I used to work at a Stop & Shop and I used to be obsessed with their sugar cookies that had the inch thick icing on them. They were so terribly bad for you but oh so deliciously good. I’ve always wanted to make my own but never had the opportunity to. So I was really excited when the next Daring Baker’s challenge was sugar cookies and icing.
The September 2010 Daring Bakers’ challenge was hosted by Mandy of “What the Fruitcake?!” Mandy challenged everyone to make Decorated Sugar Cookies based on recipes from Peggy Porschen and The Joy of Baking.
More specifically, she wanted us to create a cookie that reminded us of September. This September was pretty crazy for me, so this year I could have very easily made any of the following cookies: trains, white water rafting, Portland, or taking the MTELs (that one would have been hilarious to make). However I decided to go with the simple pumpkin.
Pumpkins remind me of a lot of things. Pumpkin pie. Pumpkin cider. Pumpkin beer (My favorite). But pumpkins also remind me that I can whip out my flannel sheets and still not have to wear a jacket outside. It means that it’s time to start fattening up for winter (Kidding!). Fall is definitely the most delicious season of them all.
I was surprised how easy the royal icing was once I got the hang of it and got the consistencies right. Instead of a regular sugar cookie I made pumpkin spice sugar cookies to go with my theme. Next time I might add more pumpkin spice to the cookies, but they still taste delicious. I’ve definitely found a new recipe with countless possibilities!

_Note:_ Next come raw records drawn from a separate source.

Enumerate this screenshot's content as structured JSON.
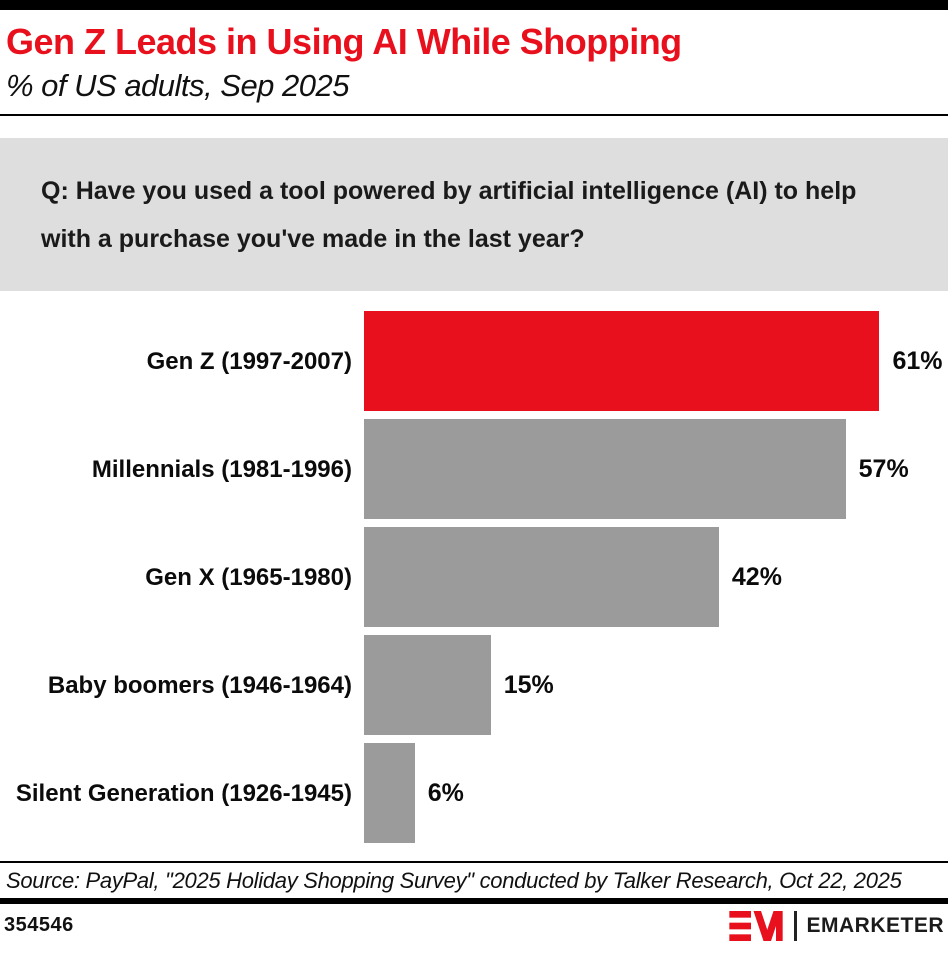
{
  "header": {
    "title": "Gen Z Leads in Using AI While Shopping",
    "subtitle": "% of US adults, Sep 2025"
  },
  "question": "Q: Have you used a tool powered by artificial intelligence (AI) to help with a purchase you've made in the last year?",
  "chart_data": {
    "type": "bar",
    "orientation": "horizontal",
    "title": "Gen Z Leads in Using AI While Shopping",
    "subtitle": "% of US adults, Sep 2025",
    "categories": [
      "Gen Z (1997-2007)",
      "Millennials (1981-1996)",
      "Gen X (1965-1980)",
      "Baby boomers (1946-1964)",
      "Silent Generation (1926-1945)"
    ],
    "values": [
      61,
      57,
      42,
      15,
      6
    ],
    "value_labels": [
      "61%",
      "57%",
      "42%",
      "15%",
      "6%"
    ],
    "unit": "%",
    "xlim": [
      0,
      68
    ],
    "grid": false,
    "legend": "none",
    "highlight_index": 0,
    "colors": {
      "highlight": "#E9101D",
      "default": "#9B9B9B"
    }
  },
  "source": "Source: PayPal, \"2025 Holiday Shopping Survey\" conducted by Talker Research, Oct 22, 2025",
  "footer": {
    "chart_id": "354546",
    "brand": "EMARKETER"
  },
  "colors": {
    "accent_red": "#E9101D",
    "bar_gray": "#9B9B9B",
    "question_box_bg": "#DEDEDE",
    "text": "#000000"
  }
}
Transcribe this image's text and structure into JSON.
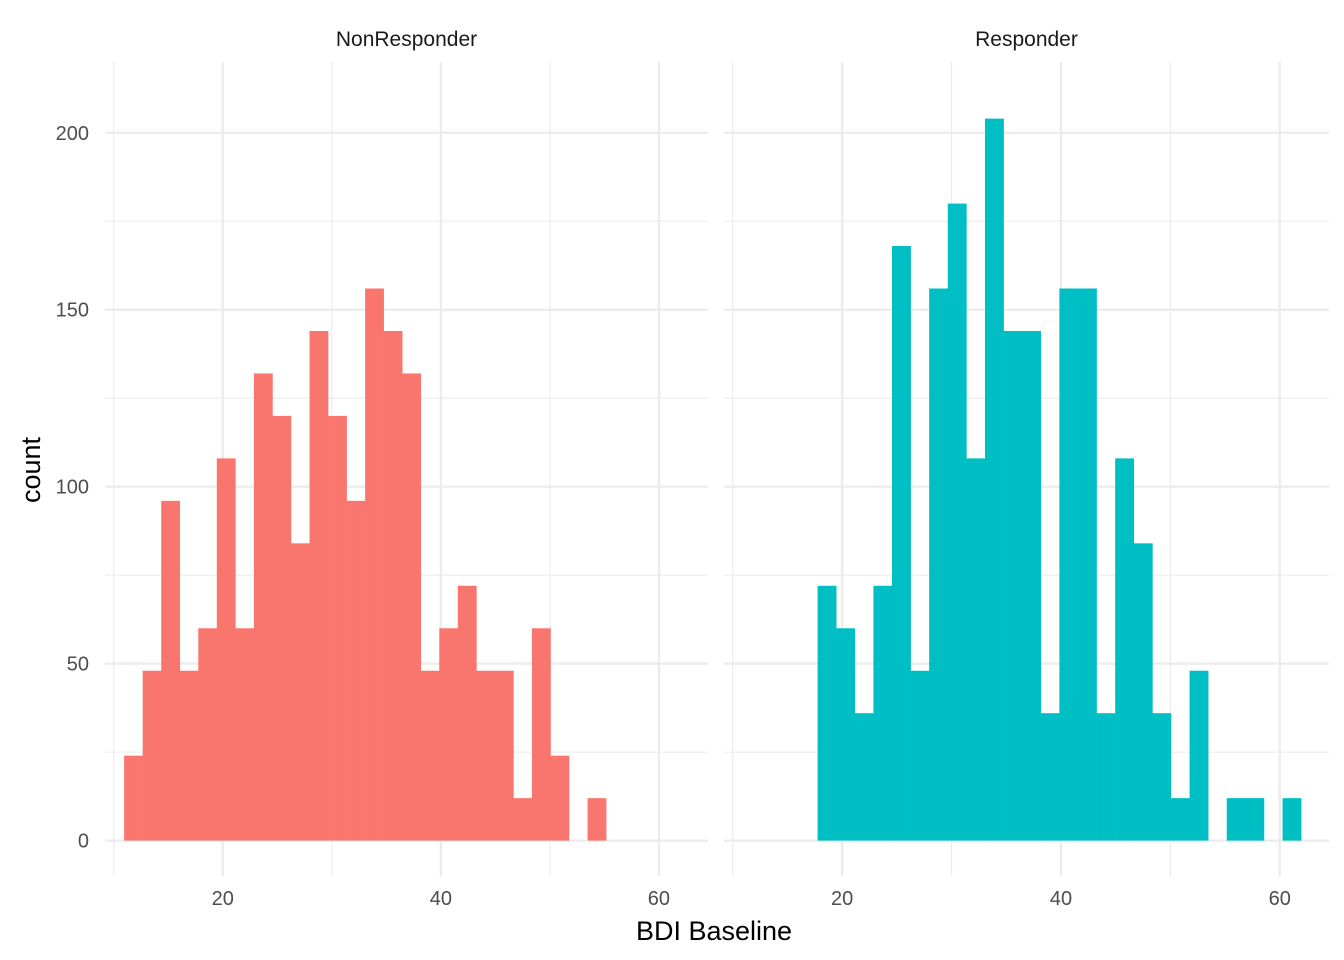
{
  "chart_data": {
    "type": "bar",
    "subtype": "histogram",
    "theme": "minimal",
    "grid": true,
    "legend": "none",
    "xlabel": "BDI Baseline",
    "ylabel": "count",
    "xlim": [
      9.2,
      64.5
    ],
    "ylim": [
      -10,
      220
    ],
    "x_ticks": [
      20,
      40,
      60
    ],
    "y_ticks": [
      0,
      50,
      100,
      150,
      200
    ],
    "bin_width": 1.69,
    "panels": [
      {
        "name": "NonResponder",
        "color": "#F8766D",
        "bins": [
          {
            "x": 11.8,
            "count": 24
          },
          {
            "x": 13.5,
            "count": 48
          },
          {
            "x": 15.2,
            "count": 96
          },
          {
            "x": 16.9,
            "count": 48
          },
          {
            "x": 18.6,
            "count": 60
          },
          {
            "x": 20.3,
            "count": 108
          },
          {
            "x": 22.0,
            "count": 60
          },
          {
            "x": 23.7,
            "count": 132
          },
          {
            "x": 25.4,
            "count": 120
          },
          {
            "x": 27.1,
            "count": 84
          },
          {
            "x": 28.8,
            "count": 144
          },
          {
            "x": 30.5,
            "count": 120
          },
          {
            "x": 32.2,
            "count": 96
          },
          {
            "x": 33.9,
            "count": 156
          },
          {
            "x": 35.6,
            "count": 144
          },
          {
            "x": 37.3,
            "count": 132
          },
          {
            "x": 39.0,
            "count": 48
          },
          {
            "x": 40.7,
            "count": 60
          },
          {
            "x": 42.4,
            "count": 72
          },
          {
            "x": 44.1,
            "count": 48
          },
          {
            "x": 45.8,
            "count": 48
          },
          {
            "x": 47.5,
            "count": 12
          },
          {
            "x": 49.2,
            "count": 60
          },
          {
            "x": 50.9,
            "count": 24
          },
          {
            "x": 52.6,
            "count": 0
          },
          {
            "x": 54.3,
            "count": 12
          }
        ]
      },
      {
        "name": "Responder",
        "color": "#00BFC4",
        "bins": [
          {
            "x": 18.6,
            "count": 72
          },
          {
            "x": 20.3,
            "count": 60
          },
          {
            "x": 22.0,
            "count": 36
          },
          {
            "x": 23.7,
            "count": 72
          },
          {
            "x": 25.4,
            "count": 168
          },
          {
            "x": 27.1,
            "count": 48
          },
          {
            "x": 28.8,
            "count": 156
          },
          {
            "x": 30.5,
            "count": 180
          },
          {
            "x": 32.2,
            "count": 108
          },
          {
            "x": 33.9,
            "count": 204
          },
          {
            "x": 35.6,
            "count": 144
          },
          {
            "x": 37.3,
            "count": 144
          },
          {
            "x": 39.0,
            "count": 36
          },
          {
            "x": 40.7,
            "count": 156
          },
          {
            "x": 42.4,
            "count": 156
          },
          {
            "x": 44.1,
            "count": 36
          },
          {
            "x": 45.8,
            "count": 108
          },
          {
            "x": 47.5,
            "count": 84
          },
          {
            "x": 49.2,
            "count": 36
          },
          {
            "x": 50.9,
            "count": 12
          },
          {
            "x": 52.6,
            "count": 48
          },
          {
            "x": 54.3,
            "count": 0
          },
          {
            "x": 56.0,
            "count": 12
          },
          {
            "x": 57.7,
            "count": 12
          },
          {
            "x": 59.4,
            "count": 0
          },
          {
            "x": 61.1,
            "count": 12
          }
        ]
      }
    ]
  }
}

Pumpkin Spiced Sugar Cookies
- 2 tsp pumpkin spice mix*
- 3 cups sifted all purpose flour
- 1 stick plus 6 tbsp unsalted butter
- 1 large egg, lightly beaten
- 1 cup superfine sugar (If you can’t find superfine sugar like I couldn’t, just use regular granulated sugar and pulse in food processor)
- 1 tsp vanilla extract
Cream together butter, sugar, and pumpkin spice mix until it just starts to become creamy.
Beat in the egg until combined and make sure to scrape down the sides (unless you just got a new beater blade like I did!!!) Add flour slowly until a non-sticky ball forms.
Knead into a ball and dive into 2-3 balls. Roll out each portion on parchment paper to a thickness of about 1/5 inch. Refrigerate for a minimum of 30 minutes. Once chilled, remove from parchment paper and place on lightly floured surface. Cut out your shapes. Arrange shapes on parchment lined baking sheets and refrigerate for 30-60 minutes.
Preheat oven to 350 degrees and bake for 8-10 minutes or until golden brown around the edges. Allow them to cool completely.
*Pumpkin Spice Mix
- 1 tsp cinnamon
- 1/2 tsp ground ginger
- 1/4 tsp ground allspice
- 1/4 tsp ground nutmeg
Mix together all ingredient.
- 2.5 cups confectioner’s sugar
- 2 large egg whites
- 1 tsp almond extract
- 2 tsp lemon juice
- food coloring
Mix egg whites and lemon juice. Sift confectioner’s sugar to remove lumps. Beat or whisk until smooth. Add almond extract.
After I divided up my sugar. I used only a little bit of green and a lot of orange.
I filled one of my squeeze bottles that I got at Crate & Barrel with the orange royal icing. Then I added about 1/3-1/2 confectioner’s sugar (sifted!) to the remaining icing so I could make the outline. Then I started outlining!
After I finished outlining I used the looser icing to fill it in. I started at the top and as I held the cookie up the icing slid down. I used the tip of my squeeze bottle to cover the entire cookie. For the green I used a really really tiny tip and just filled in the green top. It would have been too annoying to outline and then fill. It worked great!
The first one was messy but after the second one I was getting the hang of the outline and getting it down fairly quickly. I was really happy with this challenge, can’t wait for next months!